Esta leyenda persa de la perla y el mar turbulento, fue en la que se basaría el pintor academicista francés Paul Baudry en 1862 para componer su obra La perla y la ola (fábula persa). Entonces el realismo artístico triunfaba frente a un idealismo que ya se consideraba decadente, o falto de coherencia artística en la época. Pero, en su obra de Arte, Baudry expone en gran parte aquella mística sufí..., ahora muy elaborada pero artísticamente desubicada. Porque las bellas olas ahí no estarán conforme a lo real, no son ahora una realidad natural lo que veremos articulado a un cuerpo de mujer tendido en una playa; no, es la representación simbólica de una belleza que es perseguida ahora por las olas para alcanzar a producir luego otra belleza... La perla y su ostra abierta la veremos a la derecha del cuadro, junto a restos de otros moluscos que no conseguirán albergar ninguna perla ni belleza. La silueta femenina la delimitarán ahora las líneas manifiestas de una belleza ideal, donde la perfección de aquella perla es sugerida aquí en la combinación de una unión natural y divina, de unas olas que representarán aquí lo sagrado y de una mujer que representará aquí lo terrenal. Ambas son belleza y conseguirán albergar aún otra belleza más profunda... Pero, aquí la mujer de espaldas, a diferencia de otras bellezas en el Arte, girará ahora su cabeza difícilmente hacia nosotros, en un gesto forzado y vinculante, uno para conectar así la visión de aquella belleza con la visión confusa del que ahora la mira.

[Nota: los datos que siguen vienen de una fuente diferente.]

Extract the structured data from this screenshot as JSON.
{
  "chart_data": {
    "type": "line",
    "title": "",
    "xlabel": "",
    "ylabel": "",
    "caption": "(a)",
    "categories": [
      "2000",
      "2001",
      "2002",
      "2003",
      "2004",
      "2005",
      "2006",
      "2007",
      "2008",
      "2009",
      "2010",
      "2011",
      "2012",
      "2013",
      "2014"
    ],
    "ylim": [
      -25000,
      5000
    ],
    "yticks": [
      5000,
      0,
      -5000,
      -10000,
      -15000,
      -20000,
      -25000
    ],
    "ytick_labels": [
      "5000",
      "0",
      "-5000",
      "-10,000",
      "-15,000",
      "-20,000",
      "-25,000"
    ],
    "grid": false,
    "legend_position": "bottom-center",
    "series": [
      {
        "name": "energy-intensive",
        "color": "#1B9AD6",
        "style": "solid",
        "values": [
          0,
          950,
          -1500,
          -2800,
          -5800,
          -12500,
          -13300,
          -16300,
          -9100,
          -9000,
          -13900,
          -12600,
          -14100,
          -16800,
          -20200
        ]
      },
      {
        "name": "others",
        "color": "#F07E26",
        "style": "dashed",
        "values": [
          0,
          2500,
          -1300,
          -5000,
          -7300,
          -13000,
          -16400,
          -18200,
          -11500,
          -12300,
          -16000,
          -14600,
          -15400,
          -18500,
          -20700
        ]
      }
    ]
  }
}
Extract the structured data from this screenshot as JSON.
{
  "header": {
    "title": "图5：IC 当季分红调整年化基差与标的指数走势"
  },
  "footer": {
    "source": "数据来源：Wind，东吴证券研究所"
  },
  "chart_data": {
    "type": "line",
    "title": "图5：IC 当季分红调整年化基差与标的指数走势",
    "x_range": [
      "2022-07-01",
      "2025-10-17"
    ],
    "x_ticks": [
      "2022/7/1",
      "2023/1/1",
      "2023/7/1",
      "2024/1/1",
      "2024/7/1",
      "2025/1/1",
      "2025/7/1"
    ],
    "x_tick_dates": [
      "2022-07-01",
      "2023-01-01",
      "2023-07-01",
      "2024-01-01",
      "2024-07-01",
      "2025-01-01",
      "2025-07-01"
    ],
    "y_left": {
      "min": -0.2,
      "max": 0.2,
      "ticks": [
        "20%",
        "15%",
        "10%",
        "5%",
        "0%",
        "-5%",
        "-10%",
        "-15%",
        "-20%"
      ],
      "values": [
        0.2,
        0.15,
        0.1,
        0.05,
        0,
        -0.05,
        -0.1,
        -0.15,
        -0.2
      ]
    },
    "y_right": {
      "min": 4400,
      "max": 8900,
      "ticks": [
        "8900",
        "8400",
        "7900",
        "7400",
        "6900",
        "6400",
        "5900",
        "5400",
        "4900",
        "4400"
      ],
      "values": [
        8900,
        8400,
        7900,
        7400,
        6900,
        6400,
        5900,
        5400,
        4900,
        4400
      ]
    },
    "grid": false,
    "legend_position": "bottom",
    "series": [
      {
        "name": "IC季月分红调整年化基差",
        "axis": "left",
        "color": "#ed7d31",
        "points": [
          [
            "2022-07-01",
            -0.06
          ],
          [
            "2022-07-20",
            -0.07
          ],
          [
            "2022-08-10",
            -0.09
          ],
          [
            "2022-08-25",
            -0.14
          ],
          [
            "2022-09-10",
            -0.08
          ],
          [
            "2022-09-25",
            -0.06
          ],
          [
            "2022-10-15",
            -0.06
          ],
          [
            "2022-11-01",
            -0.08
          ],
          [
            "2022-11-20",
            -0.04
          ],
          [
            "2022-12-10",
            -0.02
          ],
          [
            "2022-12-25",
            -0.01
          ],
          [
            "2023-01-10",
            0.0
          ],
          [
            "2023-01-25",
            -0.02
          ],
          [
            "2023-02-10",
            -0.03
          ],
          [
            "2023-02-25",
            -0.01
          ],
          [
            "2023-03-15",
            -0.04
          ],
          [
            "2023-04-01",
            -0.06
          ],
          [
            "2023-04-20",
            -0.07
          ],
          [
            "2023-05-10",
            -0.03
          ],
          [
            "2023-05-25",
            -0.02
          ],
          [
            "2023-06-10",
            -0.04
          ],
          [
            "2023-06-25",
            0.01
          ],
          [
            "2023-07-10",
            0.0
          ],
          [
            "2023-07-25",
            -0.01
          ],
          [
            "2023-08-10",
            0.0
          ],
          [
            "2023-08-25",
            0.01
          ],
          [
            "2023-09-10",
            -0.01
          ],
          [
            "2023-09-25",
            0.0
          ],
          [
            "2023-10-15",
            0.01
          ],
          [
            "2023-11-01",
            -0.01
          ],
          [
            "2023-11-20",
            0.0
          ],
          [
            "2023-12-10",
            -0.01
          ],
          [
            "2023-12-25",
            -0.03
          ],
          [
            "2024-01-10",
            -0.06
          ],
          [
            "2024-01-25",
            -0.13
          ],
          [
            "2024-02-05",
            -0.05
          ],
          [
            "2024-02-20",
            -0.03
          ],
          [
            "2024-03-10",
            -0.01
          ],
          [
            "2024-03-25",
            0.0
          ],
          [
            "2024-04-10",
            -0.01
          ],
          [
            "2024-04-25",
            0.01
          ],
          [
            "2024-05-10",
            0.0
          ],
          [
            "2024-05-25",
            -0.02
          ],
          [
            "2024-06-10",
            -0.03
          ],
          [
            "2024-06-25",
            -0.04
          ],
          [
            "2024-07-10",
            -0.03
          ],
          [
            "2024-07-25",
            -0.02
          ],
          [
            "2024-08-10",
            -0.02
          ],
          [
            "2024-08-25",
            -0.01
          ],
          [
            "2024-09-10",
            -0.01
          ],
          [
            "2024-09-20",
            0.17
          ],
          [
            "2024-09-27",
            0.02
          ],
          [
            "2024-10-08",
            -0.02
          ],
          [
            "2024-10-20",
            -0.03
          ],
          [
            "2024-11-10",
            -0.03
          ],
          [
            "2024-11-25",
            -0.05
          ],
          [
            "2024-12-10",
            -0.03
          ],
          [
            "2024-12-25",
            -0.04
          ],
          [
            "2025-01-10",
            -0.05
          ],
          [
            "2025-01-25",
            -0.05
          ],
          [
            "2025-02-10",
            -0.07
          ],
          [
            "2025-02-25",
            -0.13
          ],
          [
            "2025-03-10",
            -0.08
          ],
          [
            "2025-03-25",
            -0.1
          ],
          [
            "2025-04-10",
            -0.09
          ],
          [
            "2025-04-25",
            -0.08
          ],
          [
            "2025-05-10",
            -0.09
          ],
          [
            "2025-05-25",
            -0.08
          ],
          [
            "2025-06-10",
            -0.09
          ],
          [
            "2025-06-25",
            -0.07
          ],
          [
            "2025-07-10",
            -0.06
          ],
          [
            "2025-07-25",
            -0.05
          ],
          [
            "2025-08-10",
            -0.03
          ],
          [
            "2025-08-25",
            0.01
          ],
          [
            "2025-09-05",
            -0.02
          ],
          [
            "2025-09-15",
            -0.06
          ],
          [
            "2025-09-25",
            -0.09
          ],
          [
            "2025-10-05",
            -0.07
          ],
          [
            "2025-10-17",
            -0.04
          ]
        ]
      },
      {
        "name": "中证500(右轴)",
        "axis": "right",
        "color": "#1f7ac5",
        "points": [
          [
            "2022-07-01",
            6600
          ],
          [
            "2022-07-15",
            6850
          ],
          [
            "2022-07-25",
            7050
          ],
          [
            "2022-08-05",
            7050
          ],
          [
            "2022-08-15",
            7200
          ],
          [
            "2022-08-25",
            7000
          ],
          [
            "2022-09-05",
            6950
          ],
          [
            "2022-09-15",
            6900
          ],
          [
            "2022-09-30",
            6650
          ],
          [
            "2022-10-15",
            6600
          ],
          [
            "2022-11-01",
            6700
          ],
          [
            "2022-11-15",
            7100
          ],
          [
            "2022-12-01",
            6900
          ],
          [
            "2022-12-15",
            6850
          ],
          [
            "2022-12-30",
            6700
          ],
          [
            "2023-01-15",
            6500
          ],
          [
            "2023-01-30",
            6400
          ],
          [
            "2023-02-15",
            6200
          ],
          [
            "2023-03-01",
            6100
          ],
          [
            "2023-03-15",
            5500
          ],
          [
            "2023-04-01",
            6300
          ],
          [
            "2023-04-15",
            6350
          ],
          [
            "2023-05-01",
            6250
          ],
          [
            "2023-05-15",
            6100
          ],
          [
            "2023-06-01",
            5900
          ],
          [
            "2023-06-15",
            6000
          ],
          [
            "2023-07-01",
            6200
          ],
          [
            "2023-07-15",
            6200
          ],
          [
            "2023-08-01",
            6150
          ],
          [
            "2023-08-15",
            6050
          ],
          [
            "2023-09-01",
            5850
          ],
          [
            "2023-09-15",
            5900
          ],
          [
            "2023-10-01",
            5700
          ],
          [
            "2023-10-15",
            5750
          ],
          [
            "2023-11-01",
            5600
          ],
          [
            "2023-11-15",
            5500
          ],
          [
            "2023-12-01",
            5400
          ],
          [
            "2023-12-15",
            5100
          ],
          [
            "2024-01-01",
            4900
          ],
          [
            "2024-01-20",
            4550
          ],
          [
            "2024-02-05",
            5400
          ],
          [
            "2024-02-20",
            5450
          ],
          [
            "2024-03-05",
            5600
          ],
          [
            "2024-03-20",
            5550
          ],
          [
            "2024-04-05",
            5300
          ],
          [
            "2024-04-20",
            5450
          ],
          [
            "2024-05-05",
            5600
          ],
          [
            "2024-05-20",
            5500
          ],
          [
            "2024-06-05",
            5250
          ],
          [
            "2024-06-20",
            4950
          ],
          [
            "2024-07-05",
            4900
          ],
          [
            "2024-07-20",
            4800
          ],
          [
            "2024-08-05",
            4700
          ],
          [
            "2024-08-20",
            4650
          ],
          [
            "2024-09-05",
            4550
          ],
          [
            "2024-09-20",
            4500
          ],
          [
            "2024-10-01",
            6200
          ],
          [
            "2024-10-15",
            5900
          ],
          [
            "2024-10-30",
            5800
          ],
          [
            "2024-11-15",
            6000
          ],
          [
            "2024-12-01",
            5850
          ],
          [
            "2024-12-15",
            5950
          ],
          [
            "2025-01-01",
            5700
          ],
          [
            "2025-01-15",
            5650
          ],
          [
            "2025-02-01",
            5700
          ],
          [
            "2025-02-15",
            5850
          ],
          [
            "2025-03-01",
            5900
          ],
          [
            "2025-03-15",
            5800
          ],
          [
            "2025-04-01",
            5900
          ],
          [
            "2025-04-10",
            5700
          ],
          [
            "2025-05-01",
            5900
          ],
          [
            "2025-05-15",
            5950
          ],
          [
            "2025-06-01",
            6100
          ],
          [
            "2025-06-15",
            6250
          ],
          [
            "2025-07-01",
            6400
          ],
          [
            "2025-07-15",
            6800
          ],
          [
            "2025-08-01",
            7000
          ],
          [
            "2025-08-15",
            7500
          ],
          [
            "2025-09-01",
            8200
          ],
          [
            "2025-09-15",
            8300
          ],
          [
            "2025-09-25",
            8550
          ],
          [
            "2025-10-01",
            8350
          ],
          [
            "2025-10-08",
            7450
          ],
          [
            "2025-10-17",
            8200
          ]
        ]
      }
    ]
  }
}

Siglos antes, durante la etérea etapa final del Renacimiento italiano antes del advenimiento manierista, el desconocido pintor Girolamo de Treviso (1498-1544) pintó su Venus dormida en 1523. Ya no se pintaba entonces exactamente como Miguel Ángel o Leonardo, pero, tampoco el Manierismo se entendería aún qué era, o si era algo aún... Entonces, el joven pintor italiano debía pintar su Venus influenciado además por la tendencia emergente de Venecia, de su escuela y de su mejor genio más divinizado, Giorgione (fallecido en 1510). Sin embargo, Girolamo quiso avanzar entonces en un cierto realismo enigmático. Dejó aquel idealismo de las formas hermosas en un alarde por ahora algo diferente. Aquí, la Venus es ahora una mujer más cercana a la realidad en algunas de sus formas que a la idealización renacentista. ¡Qué atrevimiento! Los pies de ella no serán aquí más que pies normales y deslucidos de una mujer; las manos también lo serán, incluso señalará con uno de sus dedos el suelo terrenal que ahora la sostiene... Al fondo de la imagen hay una ciudad tras unas rocas desatentas, crudas, alejadas de lo idealizado de un paraíso ultraterrestre... El pintor no consiguió convencer por entonces en la Italia de las encrucijadas artísticas, y tuvo que marcharse a la corte de Inglaterra donde el rey Enrique VIII lo utilizaría a él y su pintura para su prestigio y su propaganda. Moriría el pintor de una bala de cañón en Francia, cuando el rey inglés guerreaba entonces por sus dominios continentales europeos.
(Cuadro del pintor renacentista Girolamo de Treviso, Venus dormida, 1523, Galleria Borghese, Roma; Óleo La perla y la ola, (fábula persa), 1862, del pintor Paul Baudry, Museo del Prado, Madrid.)